その原因の一つには、天皇が統帥権により、兵馬の権を軍人にまかせながら、
その責任を問うことがなかったためである。
また、作戦に失敗しても、みずから責任をとろうとする者が稀であった。
軍が敗戦の責任ということに、厳正な意識を欠くようになったのは、
このようなところにも原因があったろう。
無条件降伏のあとで、自決した将官、高級指導官の数はすくない。
多くの将軍、軍司令官が、自決をしないで戦後に生きながらえたのは、
それは、天皇が国家再興のためにつくせとの意味の文字があったからだという。
軍の首脳者は戦争中は天皇を利用し、戦後は天皇のご意志に沿うためと称して、生き残った。
・われわれだけでなく、次代の若い人たちが、昭和の戦争の時代を忘れてはならないと思う。
日本の歴史に、これほど不幸な時代は稀であった。
その実態を基本として政治や社会を見る限り、人間の矛盾も、人間の幸福も見失うことがないだろう。
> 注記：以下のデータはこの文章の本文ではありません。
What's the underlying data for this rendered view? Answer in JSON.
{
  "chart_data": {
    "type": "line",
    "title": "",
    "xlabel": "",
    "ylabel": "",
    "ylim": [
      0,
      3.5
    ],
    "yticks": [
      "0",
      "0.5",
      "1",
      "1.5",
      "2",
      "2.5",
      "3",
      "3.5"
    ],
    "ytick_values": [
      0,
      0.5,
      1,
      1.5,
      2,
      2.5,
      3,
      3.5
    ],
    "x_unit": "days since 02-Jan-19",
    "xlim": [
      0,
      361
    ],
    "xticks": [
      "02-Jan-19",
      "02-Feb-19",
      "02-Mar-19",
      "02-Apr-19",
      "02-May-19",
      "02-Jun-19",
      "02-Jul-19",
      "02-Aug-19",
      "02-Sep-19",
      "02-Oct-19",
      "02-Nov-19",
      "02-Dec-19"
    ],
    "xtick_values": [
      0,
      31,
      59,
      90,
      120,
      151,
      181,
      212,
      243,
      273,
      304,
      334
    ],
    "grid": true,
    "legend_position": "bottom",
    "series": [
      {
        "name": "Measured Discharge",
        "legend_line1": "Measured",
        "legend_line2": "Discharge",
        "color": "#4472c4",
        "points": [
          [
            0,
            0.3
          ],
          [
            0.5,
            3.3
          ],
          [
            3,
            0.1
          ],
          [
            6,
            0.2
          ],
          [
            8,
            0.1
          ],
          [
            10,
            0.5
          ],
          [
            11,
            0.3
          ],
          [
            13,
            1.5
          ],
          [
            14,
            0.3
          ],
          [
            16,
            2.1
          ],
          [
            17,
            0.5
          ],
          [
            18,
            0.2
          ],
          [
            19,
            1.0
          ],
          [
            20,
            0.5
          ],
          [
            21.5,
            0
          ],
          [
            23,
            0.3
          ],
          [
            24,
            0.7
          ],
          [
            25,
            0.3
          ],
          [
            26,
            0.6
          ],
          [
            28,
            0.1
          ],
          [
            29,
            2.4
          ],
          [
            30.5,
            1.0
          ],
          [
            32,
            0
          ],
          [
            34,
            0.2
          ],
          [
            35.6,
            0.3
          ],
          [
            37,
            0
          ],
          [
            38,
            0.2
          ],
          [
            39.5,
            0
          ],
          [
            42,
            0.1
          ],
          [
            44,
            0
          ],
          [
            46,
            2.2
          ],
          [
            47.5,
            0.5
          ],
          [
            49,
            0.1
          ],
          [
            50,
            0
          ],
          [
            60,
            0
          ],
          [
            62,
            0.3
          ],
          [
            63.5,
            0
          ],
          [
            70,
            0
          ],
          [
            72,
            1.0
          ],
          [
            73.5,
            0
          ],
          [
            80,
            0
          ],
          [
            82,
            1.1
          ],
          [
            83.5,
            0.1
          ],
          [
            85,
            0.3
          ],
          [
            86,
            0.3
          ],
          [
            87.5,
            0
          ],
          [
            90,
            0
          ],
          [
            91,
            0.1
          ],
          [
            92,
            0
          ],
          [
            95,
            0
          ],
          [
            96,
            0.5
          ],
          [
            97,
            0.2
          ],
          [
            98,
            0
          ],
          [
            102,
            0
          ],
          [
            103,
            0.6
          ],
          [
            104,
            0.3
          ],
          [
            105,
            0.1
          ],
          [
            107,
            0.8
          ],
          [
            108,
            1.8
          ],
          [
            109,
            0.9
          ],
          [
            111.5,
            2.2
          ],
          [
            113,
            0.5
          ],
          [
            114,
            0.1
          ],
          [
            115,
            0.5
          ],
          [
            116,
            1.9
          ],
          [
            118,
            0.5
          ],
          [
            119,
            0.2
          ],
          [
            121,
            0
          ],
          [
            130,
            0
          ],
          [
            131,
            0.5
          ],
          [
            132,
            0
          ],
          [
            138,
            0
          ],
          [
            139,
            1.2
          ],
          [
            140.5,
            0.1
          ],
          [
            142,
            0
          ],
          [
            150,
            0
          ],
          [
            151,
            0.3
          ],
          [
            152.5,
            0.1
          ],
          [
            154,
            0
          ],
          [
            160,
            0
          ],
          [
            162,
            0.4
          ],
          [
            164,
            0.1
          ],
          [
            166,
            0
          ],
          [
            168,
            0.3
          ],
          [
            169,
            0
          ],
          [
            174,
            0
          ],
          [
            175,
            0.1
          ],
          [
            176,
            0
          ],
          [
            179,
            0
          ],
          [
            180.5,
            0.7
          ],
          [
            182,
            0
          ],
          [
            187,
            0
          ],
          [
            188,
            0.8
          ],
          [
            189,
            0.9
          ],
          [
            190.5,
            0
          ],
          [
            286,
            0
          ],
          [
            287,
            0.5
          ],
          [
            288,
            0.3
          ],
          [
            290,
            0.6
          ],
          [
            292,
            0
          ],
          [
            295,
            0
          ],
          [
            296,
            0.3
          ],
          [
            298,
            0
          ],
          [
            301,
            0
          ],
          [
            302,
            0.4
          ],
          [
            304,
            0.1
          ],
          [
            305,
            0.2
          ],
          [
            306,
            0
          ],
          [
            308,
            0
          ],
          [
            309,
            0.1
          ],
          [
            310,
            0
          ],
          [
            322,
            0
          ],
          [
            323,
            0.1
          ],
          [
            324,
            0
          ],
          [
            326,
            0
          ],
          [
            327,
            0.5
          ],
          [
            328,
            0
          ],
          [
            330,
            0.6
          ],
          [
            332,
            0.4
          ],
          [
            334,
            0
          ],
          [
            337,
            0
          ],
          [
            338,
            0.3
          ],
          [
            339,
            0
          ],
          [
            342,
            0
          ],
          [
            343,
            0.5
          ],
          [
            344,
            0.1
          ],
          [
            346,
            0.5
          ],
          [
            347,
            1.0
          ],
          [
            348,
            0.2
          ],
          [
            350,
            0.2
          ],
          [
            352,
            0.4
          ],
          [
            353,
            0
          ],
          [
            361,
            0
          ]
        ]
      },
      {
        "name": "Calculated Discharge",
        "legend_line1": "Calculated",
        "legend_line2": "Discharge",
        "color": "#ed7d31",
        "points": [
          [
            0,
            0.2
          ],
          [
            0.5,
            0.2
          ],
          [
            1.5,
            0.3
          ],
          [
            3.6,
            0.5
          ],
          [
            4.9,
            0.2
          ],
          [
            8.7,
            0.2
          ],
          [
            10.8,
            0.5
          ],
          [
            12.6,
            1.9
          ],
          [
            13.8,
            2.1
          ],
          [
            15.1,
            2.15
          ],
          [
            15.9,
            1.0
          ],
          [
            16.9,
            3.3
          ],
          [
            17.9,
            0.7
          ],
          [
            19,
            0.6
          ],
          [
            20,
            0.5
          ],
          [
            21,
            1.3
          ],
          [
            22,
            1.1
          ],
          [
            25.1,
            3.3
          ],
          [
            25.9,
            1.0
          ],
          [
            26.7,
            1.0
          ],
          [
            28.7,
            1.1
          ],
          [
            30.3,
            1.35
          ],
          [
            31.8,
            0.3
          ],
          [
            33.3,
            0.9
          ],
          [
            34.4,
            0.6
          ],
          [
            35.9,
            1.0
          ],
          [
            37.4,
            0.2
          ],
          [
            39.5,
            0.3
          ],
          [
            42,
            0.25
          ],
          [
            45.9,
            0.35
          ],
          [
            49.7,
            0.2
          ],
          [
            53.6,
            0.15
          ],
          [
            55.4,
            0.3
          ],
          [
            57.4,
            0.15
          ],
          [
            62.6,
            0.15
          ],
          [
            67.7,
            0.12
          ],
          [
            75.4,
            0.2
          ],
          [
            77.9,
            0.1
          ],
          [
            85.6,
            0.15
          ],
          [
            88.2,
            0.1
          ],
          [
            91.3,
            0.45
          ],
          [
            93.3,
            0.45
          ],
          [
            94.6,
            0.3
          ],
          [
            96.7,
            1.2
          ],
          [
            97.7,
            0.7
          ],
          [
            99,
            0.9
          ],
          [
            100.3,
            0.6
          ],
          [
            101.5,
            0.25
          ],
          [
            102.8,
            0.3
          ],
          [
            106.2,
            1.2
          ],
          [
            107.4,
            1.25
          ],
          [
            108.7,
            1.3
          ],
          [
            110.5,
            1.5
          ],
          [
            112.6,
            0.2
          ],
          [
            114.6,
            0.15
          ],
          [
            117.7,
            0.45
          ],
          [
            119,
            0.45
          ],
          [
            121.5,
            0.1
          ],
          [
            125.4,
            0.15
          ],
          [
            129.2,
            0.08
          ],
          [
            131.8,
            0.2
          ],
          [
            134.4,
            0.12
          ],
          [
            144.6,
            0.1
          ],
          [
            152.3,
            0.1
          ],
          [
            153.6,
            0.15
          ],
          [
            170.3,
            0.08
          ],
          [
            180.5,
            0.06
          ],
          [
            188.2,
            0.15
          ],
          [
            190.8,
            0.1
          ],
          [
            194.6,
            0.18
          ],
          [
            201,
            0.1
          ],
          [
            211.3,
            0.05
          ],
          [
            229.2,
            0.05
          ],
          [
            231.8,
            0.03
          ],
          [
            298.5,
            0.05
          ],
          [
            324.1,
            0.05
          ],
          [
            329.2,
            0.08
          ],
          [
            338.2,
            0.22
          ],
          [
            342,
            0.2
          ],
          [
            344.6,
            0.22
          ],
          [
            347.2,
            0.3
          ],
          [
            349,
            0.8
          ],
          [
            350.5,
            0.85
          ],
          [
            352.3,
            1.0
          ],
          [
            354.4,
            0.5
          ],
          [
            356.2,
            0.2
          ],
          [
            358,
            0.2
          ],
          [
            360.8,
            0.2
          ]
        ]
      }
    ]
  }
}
私がこの著作を書き終えた日、昭和49年5月26日の朝日新聞の短歌欄には、次の一首があって、
深い感慨と共感をそそられた。作者は佐世保、長崎田鶴子としてあった。
「それぞれの戦いし意味つきつめず 来(こ)し戦後なり今に問わるる」
以前も書いたと思いますが、この本は、「NIKKEI the STYLE」の「名作コンシェルジュ」で、
ノンフィクション作家の稲泉連さんが、「日本の戦記ノンフィクションの金字塔と言える一冊」だと
紹介されていました。そのお言葉に間違いがないことを、全三巻を読み終えて、そう思いました。
「なぜ、彼らは死ななければならなかったのか‥‥」。
これは、次の世代、また次の世代にも、語り継がれるべき「問い掛け」だと思います。